Many nurses struggle to balance the idea of a “duty to assist” and the reality that it is not safe to assist falling patients. Mental models, including the “duty to assist,” are difficult to change. For that reason, we believe that minimizing patient and staff injury risk when a fall does happen is critical. A focus on fall injury prevention strategies, such as securing the environment, is one way to do this.
It is critical for nurses to understand that there is no safe way to assist a falling patient even if ergonomic techniques are used, even if the patient weighs less than the nurse, and even if a nurse has safely assisted a falling patient before. Finally, we believe that more research on the drivers and outcomes of assisted falls is warranted. There is some evidence to suggest that assisting falls, while decreasing patient injury risk, increases staff injury risk—an uncomfortable tradeoff that raises important ethical questions.

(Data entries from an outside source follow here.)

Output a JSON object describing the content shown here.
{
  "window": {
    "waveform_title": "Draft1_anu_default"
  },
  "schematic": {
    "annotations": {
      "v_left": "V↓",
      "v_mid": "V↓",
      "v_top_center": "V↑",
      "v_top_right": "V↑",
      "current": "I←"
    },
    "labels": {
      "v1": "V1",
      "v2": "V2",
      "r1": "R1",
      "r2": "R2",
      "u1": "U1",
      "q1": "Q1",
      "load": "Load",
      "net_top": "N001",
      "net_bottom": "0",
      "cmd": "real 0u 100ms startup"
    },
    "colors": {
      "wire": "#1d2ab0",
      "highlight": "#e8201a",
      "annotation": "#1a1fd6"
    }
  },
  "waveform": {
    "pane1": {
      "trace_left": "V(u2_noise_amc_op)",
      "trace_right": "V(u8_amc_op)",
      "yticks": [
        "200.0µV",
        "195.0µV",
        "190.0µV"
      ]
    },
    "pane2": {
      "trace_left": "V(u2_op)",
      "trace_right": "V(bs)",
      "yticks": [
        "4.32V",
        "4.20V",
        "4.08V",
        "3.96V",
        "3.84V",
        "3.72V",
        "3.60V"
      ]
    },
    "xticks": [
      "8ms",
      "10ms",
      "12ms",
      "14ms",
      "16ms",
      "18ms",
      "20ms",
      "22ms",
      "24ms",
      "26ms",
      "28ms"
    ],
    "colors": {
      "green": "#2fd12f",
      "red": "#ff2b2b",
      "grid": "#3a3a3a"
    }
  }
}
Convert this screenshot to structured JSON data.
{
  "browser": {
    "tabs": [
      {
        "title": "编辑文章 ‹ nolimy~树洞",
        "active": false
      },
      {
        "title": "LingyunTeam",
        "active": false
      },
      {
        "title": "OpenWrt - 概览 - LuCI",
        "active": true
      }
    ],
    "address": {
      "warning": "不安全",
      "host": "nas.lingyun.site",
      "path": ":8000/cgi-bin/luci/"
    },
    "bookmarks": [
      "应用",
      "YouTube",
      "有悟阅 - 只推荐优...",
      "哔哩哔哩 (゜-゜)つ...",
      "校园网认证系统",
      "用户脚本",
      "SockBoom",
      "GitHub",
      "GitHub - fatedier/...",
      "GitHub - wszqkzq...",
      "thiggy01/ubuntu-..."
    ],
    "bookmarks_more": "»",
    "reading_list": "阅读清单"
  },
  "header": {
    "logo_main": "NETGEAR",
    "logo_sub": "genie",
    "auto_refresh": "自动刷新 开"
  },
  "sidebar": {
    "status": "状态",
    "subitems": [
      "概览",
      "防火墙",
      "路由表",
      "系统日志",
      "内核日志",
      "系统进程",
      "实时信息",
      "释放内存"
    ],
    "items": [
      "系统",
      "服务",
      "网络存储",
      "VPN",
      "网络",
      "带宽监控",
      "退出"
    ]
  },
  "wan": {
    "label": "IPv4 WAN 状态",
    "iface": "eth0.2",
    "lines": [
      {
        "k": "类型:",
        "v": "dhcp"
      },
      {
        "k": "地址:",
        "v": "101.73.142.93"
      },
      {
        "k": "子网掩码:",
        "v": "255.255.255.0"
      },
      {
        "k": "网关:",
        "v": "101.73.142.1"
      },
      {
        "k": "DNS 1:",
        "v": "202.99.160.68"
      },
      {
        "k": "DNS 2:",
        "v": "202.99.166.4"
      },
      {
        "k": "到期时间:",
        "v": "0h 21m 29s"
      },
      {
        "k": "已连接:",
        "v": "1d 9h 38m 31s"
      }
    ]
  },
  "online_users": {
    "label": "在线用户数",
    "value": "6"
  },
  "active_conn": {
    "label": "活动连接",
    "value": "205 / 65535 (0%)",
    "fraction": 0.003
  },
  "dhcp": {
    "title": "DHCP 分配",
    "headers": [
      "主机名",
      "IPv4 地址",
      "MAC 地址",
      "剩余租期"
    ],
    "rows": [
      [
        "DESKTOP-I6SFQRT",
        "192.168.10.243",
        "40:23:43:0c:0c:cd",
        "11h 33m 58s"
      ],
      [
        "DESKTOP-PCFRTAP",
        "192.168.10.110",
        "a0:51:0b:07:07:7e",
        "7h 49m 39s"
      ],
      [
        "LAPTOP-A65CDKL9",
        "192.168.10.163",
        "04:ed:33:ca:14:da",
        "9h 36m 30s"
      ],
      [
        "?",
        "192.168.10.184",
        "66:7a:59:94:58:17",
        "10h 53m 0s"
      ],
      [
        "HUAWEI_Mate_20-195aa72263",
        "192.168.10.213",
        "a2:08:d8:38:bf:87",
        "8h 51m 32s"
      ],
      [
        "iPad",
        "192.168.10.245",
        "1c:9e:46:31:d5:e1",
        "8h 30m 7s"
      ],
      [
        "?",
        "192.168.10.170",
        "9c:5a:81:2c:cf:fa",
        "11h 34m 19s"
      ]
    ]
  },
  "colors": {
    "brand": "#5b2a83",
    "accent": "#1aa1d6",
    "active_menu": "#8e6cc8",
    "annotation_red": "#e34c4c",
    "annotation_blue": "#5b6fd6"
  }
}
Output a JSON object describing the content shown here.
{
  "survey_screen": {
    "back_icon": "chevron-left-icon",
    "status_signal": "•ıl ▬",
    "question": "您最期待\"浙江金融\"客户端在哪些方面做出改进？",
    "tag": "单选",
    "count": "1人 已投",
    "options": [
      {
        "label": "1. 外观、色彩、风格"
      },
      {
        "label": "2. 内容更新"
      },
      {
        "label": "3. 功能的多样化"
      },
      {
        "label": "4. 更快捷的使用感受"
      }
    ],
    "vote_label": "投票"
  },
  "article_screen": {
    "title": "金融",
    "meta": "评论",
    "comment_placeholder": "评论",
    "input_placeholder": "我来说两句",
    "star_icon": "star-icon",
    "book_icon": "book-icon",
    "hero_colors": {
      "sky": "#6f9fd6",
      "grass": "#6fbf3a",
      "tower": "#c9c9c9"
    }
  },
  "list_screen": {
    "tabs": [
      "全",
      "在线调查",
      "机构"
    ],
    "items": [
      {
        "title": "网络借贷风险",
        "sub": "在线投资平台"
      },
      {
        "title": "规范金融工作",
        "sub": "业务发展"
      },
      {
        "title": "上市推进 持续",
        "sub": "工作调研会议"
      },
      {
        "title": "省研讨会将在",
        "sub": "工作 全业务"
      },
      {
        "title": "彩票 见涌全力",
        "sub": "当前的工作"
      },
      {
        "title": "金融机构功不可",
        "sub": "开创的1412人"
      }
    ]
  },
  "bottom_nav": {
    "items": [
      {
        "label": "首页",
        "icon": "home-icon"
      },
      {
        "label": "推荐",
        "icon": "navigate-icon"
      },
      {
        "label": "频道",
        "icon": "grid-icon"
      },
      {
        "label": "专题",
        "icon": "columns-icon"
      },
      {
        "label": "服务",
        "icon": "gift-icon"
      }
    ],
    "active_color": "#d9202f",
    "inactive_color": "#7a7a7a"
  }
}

We invite you to consider some of the questions raised by our work: What shapes morality and ethics in nursing and how do such concepts affect reasoning, problem-solving, and decision-making in practice? Could a better understanding of these constructs help health care organizations design policy and procedures that are sensitive to shared causal beliefs?
Margeaux Chavez, MA, MPH, CPH, and Sarah E. Bradley, PhD, MPH, CPH, are qualitative health systems researchers working for the Department of Veterans Affairs, Veterans Health Administration.
I agree that as a nurse, our attempts to prevent may be lead by our “duty to assist” but also think of it as “instinctual act” as we would as mother to a child, or a stranger helping when someone else is struggling. To me a more disturbing subject is barely mentioned in this article. For thirty years I have felt the need be duty bound to facilities or units to be prevention motivated and this notion that we can prevent all falls. But why and where did this “duty to assist” begin other than we really do not wish to see our patients injuries. Cost! In the background of my instinctual duty to assist, I have statements and policies pushing forward in my brain. Such as “we will have to pay for any injuries”, “we can be sued”, “falls lower our accreditation status”, ” “Medicare will reduce hospital revenue” and on a smaller scale “our unit will get gift certificates if we have no falls this month”. No falls is competitive! Or how about “sorry we do not have or we have budget limit on how many staff we can provide”. A lack of support from peers and administration when you are injured may be negligent. Another cost. That is blatantly a facility/unit cultural mistake. Leading to less reporting or the question of assisted falls being reported as a fall. Yes, we could go on about this. I do not believe we will remove the instinctual sense of attempting to prevent injury, pain or a death. There have been wonderful strides made in evidence based fall prevention in my career. Let’s take it up a notch, do not just figure out why so many of us have a moral or instinctual sense to help and how we do not consider the possibility may become the injured party in this situation. We should also figure why we must have the other voices in our heads about duty saying “this fall is going to cost us a lot of money”.